Moneybox

Surprise Q4 GDP Decline’s Not Quite As Bad as It Sounds

Everyone was expecting a weak Q4 GDP number due to companies drawing down inventories and reduced exports, but the number came in today at a surprising negative 0.1 percent. We produced, in other words, fewer goods and services in the fourth quarter of last year than we did in the third.

And yet when you peer into the internals, the situation looks surprisingly benign. For example, “real disposable personal income increased 6.8 percent,” which is really solid. Consequently, both personal consumption and personal savings went up. Nonresidential fixed investment went up 8.4 percent. Residential investment went up 15.3 percent. So people are consuming more and saving more and businesses are investing more and we’re adding to the housing stock. That’s all good stuff.

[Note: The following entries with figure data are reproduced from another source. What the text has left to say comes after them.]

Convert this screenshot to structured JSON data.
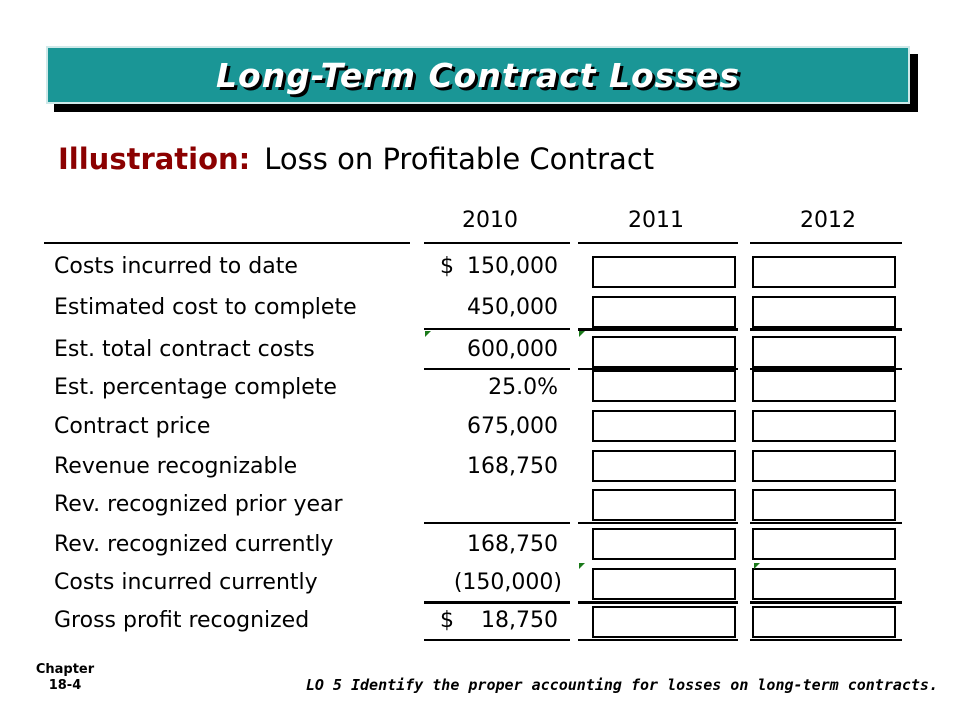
{
  "title": "Long-Term Contract Losses",
  "subtitle": {
    "lead": "Illustration:",
    "rest": "Loss on Profitable Contract"
  },
  "years": [
    "2010",
    "2011",
    "2012"
  ],
  "rows": [
    {
      "label": "Costs incurred to date",
      "dollar": "$",
      "value": "150,000"
    },
    {
      "label": "Estimated cost to complete",
      "dollar": "",
      "value": "450,000"
    },
    {
      "label": "Est. total contract costs",
      "dollar": "",
      "value": "600,000"
    },
    {
      "label": "Est. percentage complete",
      "dollar": "",
      "value": "25.0%"
    },
    {
      "label": "Contract price",
      "dollar": "",
      "value": "675,000"
    },
    {
      "label": "Revenue recognizable",
      "dollar": "",
      "value": "168,750"
    },
    {
      "label": "Rev. recognized prior year",
      "dollar": "",
      "value": ""
    },
    {
      "label": "Rev. recognized currently",
      "dollar": "",
      "value": "168,750"
    },
    {
      "label": "Costs incurred currently",
      "dollar": "",
      "value": "(150,000)"
    },
    {
      "label": "Gross profit recognized",
      "dollar": "$",
      "value": "18,750"
    }
  ],
  "footer": {
    "chapter_line1": "Chapter",
    "chapter_line2": "18-4",
    "lo": "LO 5 Identify the proper accounting for losses on long-term contracts."
  }
}
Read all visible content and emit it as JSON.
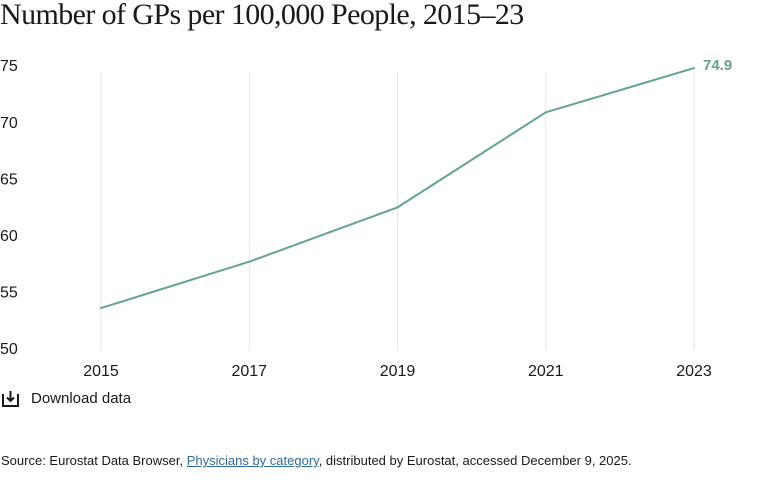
{
  "title": "Number of GPs per 100,000 People, 2015–23",
  "colors": {
    "line": "#64a48c",
    "grid": "#e6e6e6",
    "text": "#1a1a1a",
    "link": "#2f6c9a"
  },
  "chart_data": {
    "type": "line",
    "title": "Number of GPs per 100,000 People, 2015–23",
    "x": [
      2015,
      2017,
      2019,
      2021,
      2023
    ],
    "x_ticks": [
      "2015",
      "2017",
      "2019",
      "2021",
      "2023"
    ],
    "series": [
      {
        "values": [
          53.7,
          57.8,
          62.6,
          71.0,
          74.9
        ]
      }
    ],
    "ylim": [
      50,
      75
    ],
    "y_ticks": [
      "50",
      "55",
      "60",
      "65",
      "70",
      "75"
    ],
    "end_label": "74.9",
    "grid": "vertical lines at x ticks",
    "legend": "none"
  },
  "download": {
    "icon": "download-icon",
    "label": "Download data"
  },
  "source": {
    "prefix": "Source: Eurostat Data Browser, ",
    "link": "Physicians by category",
    "suffix": ", distributed by Eurostat, accessed December 9, 2025."
  }
}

On the downside we had, as expected, a decrease in net exports and a decrease in inventories. We also had a small decline in state and local government consumption as state/local austerity continues to bite. But what really slammed the economy was that national defense expenditures fell 22.2 percent. That’s a lot! And the pacing of military spending is weird. Simply put, nobody cut the Pentagon’s budget by 22.2 percent. But the timing of spending and appropriations doesn’t line up perfectly, so there are strange swings in the military element of GDP.

At any rate, revisions matter here. The average quarterly GDP revision amounts to 1.3 percentage points, so we shouldn’t make too big a deal out of the initial number.